The Prime Minister said that in the case of the OECS, certain specific areas have been selected for legislative competence by the leaders, namely: common market including customs union; trade policy; maritime jurisdiction and boundaries; civil aviation; common commercial policy; environmental policy and immigration policy.
He said for the wider CARICOM region, four broad areas are proposed as initial candidates for the delegation of authority including Common Market and Customs Union; External Trade Policy; Regional security arrangements and Environment and Climate Change Policy.
But he argued to give effect to this it will be necessary for member states to enact enabling legislation adding “ for this purpose, the “Single CARICOM Act” proposed by the Technical Working Group on Governance should be examined as a possible template for national legislation”

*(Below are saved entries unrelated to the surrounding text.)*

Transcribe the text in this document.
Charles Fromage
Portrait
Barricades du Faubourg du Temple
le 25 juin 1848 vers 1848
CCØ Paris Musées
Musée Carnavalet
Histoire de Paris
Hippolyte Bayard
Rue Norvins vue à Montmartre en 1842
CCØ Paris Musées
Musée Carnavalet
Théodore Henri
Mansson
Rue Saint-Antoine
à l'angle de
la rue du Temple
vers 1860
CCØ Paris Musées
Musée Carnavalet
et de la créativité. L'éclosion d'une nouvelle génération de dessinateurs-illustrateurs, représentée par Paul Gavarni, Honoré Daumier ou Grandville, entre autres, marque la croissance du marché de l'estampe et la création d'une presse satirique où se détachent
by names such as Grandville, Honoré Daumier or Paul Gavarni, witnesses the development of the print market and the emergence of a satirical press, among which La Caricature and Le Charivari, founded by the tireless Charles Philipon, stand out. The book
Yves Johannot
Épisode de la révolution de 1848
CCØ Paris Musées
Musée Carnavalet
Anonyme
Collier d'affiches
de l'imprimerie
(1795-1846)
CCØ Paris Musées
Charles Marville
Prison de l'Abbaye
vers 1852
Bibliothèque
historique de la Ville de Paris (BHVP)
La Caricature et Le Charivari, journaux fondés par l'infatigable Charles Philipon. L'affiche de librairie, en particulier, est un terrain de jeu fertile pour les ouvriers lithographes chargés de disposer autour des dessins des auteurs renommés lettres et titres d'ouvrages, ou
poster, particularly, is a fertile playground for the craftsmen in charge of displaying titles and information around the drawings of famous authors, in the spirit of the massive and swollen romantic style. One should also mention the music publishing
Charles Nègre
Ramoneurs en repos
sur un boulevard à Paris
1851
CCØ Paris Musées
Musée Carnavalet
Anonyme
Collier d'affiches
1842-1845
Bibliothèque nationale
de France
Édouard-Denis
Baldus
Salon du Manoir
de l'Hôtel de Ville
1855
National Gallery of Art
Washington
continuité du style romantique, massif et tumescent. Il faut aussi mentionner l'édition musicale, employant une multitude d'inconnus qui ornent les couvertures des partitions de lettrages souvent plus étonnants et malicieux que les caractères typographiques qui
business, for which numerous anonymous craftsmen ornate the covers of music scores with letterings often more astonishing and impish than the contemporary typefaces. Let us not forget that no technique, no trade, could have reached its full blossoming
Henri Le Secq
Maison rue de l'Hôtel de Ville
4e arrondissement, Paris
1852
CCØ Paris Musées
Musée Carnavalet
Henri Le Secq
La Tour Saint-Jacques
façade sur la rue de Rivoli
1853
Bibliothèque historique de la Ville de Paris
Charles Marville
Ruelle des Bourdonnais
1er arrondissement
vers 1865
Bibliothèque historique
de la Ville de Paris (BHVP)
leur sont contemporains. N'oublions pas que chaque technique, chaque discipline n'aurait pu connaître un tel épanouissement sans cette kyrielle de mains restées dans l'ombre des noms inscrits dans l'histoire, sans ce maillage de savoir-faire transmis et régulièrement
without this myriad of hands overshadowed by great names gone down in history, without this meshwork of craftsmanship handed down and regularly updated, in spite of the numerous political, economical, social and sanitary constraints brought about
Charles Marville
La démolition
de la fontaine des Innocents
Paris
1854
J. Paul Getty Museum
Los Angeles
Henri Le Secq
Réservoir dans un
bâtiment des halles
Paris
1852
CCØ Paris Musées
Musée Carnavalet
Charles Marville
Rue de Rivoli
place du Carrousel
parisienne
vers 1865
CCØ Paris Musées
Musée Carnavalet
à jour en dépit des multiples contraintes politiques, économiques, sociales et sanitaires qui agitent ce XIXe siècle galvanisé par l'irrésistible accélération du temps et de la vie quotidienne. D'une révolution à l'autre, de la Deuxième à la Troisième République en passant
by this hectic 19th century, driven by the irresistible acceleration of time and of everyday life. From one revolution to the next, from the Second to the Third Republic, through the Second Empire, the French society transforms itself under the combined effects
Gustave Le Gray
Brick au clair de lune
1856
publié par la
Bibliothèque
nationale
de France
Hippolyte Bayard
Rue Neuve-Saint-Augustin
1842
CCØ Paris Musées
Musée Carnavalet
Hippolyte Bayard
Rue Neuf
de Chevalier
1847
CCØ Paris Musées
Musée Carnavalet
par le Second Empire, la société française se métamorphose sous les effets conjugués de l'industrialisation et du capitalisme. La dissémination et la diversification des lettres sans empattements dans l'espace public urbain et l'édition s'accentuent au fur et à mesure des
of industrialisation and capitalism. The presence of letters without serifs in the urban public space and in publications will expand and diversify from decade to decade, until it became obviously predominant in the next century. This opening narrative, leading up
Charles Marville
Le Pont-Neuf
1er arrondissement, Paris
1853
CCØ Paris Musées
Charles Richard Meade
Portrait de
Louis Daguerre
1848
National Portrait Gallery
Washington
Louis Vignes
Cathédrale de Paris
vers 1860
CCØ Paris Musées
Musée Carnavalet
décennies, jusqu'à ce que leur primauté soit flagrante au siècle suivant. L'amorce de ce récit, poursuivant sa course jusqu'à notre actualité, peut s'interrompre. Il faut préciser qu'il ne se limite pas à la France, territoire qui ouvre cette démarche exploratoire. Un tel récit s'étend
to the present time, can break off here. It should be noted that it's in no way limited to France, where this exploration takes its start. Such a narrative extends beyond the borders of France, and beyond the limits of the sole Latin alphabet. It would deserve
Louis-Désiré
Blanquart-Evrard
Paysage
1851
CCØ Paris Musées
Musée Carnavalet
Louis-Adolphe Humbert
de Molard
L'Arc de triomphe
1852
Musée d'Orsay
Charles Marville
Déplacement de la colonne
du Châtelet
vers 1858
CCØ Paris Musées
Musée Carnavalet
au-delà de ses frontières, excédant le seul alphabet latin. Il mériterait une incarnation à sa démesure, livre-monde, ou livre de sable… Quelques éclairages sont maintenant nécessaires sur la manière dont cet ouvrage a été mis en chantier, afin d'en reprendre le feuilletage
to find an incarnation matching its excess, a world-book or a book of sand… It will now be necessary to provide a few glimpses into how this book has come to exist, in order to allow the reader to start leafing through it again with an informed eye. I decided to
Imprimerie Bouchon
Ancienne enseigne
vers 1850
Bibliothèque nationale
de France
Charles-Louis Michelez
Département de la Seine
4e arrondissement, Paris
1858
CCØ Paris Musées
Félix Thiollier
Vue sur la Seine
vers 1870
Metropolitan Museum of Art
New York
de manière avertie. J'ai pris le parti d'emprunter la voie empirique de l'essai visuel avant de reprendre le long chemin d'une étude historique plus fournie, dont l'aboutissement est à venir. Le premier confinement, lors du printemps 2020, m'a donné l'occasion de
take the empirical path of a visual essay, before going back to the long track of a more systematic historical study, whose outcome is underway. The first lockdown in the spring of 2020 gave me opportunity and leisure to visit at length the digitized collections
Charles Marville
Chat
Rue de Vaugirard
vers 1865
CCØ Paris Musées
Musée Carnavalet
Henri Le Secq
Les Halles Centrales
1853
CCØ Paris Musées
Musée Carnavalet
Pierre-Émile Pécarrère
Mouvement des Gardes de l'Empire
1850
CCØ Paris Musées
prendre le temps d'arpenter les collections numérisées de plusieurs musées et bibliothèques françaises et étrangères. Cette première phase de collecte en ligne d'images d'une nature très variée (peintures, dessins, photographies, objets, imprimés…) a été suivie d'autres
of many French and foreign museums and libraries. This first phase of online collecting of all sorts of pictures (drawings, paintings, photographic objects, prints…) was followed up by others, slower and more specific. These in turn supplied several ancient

Thomas said that the appointment of a new Secretary General should be regarded as an opportunity to initiate the re-engineering of the CARICOM Secretariat in the light of the enhanced responsibilities and legal authority being proposed and for dynamic leadership of the integration process.
CARICOM leaders are yet to agree upon a replacement for Sir Edwin Carrington who stepped down as the region’s op public servant at the start of the year after nearly two decades in office.
Thomas said that the circumstances require a dramatic break with the past as well as a signal to the regional public and to all stakeholders that CARICOM is not going about business as usual.
“The new Secretary General should be capable of driving the regional integration project – one who is imbued also with a sense of political and diplomatic strategy, and who brings to the office sufficient personal stature to be a respected, courageous and independent chief executive.
“The Secretary General should be free to recruit a supporting Executive Management Team (EMT) at the appropriate level. He or she would be expected to produce a clearly-defined, results-oriented timetable to implement the Immediate Action Plan.” the Grenada Prime Minister added.